Fig. 8: Step 2 of the E1cB mechanism.
Evidence for the E1cB mechanism is similar to the E1 mechanism. It hinges on the fact that the first, and rate-determining, step is reversible.
Zaitsev’s Rule
There is still a regioselectivity issue we have not yet discussed. Consider a structure where the more stable substituent exists on a carbon that is adjacent to two carbons, both with available hydrogens that can be eliminated. Which carbon will have its hydrogen eliminated and form the major product?
In cases where both carbons are equivalent, of course, only one product can be formed, as the molecule would have to be symmetrical in that case. Important to look at are situations where both carbons are not equivalent, such as in 2-chlorobutane. After an elimination reaction takes place, would 1-butene or 2-butene be favored?
Zaitsev’s rule is a useful way for us to predict which product is the major product. It states that the more substituted alkene will be the major product in an elimination reaction. This means that the pi bond will be formed between two carbons which together have the least hydrogens.
Fig. 9: Diagram of Zaitsev’s rule.
Referring to our earlier example, this means that 2-butene would be favored, because between the two carbons forming the pi bond, there is the least number of hydrogens. The reason behind this is because the more substituted the alkene (the lower the number of hydrogens and the larger the number of alkyls), the more thermodynamically stable the alkene and therefore the more energetically favorable the elimination reaction.
Hofmann’s Rule
In certain cases, the elimination reaction does not obey the Zaitsev’s rule, and the double bond is formed with the less substituted carbon instead. In these cases, the elimination reaction is said to be following Hofmann’s rule, and the less substituted alkene product subsequently formed is known as a Hofmann product.
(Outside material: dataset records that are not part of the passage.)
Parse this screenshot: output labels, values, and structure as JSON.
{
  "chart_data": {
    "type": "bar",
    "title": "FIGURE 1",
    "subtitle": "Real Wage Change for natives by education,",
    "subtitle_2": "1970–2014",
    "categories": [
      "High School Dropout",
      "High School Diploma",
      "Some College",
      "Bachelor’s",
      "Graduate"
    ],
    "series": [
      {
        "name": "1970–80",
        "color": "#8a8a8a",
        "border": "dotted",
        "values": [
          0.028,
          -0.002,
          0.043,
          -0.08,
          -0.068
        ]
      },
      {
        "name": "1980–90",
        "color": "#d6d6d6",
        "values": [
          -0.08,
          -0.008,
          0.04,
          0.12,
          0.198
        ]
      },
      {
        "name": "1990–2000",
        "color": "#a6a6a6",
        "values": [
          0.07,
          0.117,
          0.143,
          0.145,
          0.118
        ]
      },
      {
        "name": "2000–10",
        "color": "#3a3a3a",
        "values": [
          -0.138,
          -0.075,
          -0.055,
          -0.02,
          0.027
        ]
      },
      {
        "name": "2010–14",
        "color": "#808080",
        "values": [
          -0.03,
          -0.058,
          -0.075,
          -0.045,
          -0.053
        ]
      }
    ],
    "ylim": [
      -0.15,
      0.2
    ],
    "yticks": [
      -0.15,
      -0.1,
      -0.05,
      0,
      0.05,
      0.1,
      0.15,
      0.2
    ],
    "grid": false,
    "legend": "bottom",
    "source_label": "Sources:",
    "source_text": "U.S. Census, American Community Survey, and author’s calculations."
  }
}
The Hofmann product is thermodynamically less stable than the Zaitsev product. So, what defines the boundary between which elimination reactions follow Zaitsev’s rule and which elimination reactions follow Hofmann’s rule? In general, there are two scenarios where Hofmann’s rule is followed and thus the Hofmann product is favored over the Zaitsev product.
The first scenario is where a sterically-hindered, or bulky base is used. We know that the more substituted the carbon, the more difficult for a base to approach and extract a proton, due to the larger size of alkyl groups bonded to the carbon atom as compared to just simple hydrogens. Thus, when a bulky base is employed, the less substituted carbon is more likely to be deprotonated, forming greater percentages of the Hofmann product.
The second scenario is where the nucleofuge (the more stable substituent as a free atom) is positively charged. This gives the nucleofuge much greater electron-withdrawing effects (it acts through the field effect), allowing it to stabilize the conjugate base of both beta carbons. This makes both beta carbons more acidic.
However, alkyl groups are electron-donating! This means that these groups will ‘counter’ the electron-withdrawing effects of the nucleofuge. Since more substituted carbons have more alkyl groups, it means that these carbons will be less acidic, and thus less likely to react with a base. Thus, the less substituted carbons will be more acidic and react with bases at higher rates, allowing for a larger proportion of the Hofmann's product.
Bredt’s Rule
This rule concerns itself with a relatively small class of carbons, which is bridgehead carbons. Bredt’s Rule suggests that a double bond cannot be formed between a bridgehead carbon and another carbon (in an elimination reaction), except when the ring size is large enough.
The reason behind this is that if the ring is too small, the resulting double bond would be too strained and thus too unstable. For a double bond to be formed to the bridgehead carbon, it needs to be sp2 hybridized. However, a molecule must be planar to be sp2 hybridized. Since small-ring bridgehead carbons cannot assume planarity, double bonds cannot be formed to them.